Laser chips - based on InAlGaAsP quantum wells on GaAs-substrates as well as InGaN quantum wells on GaN substrates - grown and processed at the FBH require a well-tuned mounting technique. The assembly of the chips has to ensure small thermal resistivity as well as minimal mechanical stress, e.g., by matching the thermal expansion coefficient of chip and heatsink. The light-emitting facets of edge-emitting diode lasers have to be positioned exactly to avoid shadowing the emitted beam. It is crucial at the same time to sustain a high heat removal at the facets (due to high facet loads of up to 20 MW/cm² in GaAs-based lasers) as defects are forming at these high loads.
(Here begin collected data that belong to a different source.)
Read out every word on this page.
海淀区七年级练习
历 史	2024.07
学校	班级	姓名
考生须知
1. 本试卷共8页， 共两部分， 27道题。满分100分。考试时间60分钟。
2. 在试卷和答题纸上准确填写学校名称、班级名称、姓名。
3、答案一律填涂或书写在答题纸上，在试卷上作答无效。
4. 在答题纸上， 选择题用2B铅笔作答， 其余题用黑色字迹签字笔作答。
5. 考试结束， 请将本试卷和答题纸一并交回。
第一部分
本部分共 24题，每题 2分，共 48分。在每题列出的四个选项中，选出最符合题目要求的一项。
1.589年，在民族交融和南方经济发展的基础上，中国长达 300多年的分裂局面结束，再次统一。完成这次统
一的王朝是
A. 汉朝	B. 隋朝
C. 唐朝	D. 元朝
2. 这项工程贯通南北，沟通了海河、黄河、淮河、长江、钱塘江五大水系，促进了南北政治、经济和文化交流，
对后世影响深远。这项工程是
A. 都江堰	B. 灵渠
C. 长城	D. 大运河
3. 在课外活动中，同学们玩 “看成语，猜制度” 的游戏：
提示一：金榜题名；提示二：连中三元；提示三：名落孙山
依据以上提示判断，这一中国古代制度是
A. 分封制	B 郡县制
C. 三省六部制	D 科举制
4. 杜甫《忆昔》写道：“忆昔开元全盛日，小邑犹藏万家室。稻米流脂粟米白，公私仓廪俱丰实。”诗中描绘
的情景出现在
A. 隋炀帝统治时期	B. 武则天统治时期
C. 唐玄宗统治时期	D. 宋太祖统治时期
At the FBH, diode lasers are either mounted as single emitters or as laser bars onto submounts made from expansion-matched composite materials such as Cu/W or Cu/Dia or onto AlN, Si, or diamond. More advanced integration of the chips into micro modules (which are, for example, featuring a seed laser, an optical power amplifier, integrated circuits, components for beam shaping etc.) are also being accomplished in the AVT up to the point where turning on of the active parts becomes necessary. Positioning of the 'actively' placed component for optical coupling is completed directly in the laboratories of the individual Photonics Labs.
- Die bonding of semiconductor chip, laser bars, modulators
- Fluxless soldering in hydrogen atmosphere
- TS Au wire and ribbon bonding
- Precision placement of laser diode chips onto micro-optical benches
- Laser diodes mounted together with HBT driver circuits for optical ps-pulse generation - a combination of laser mounting and microwave mounting techniques
- Stacked arrays for very high powers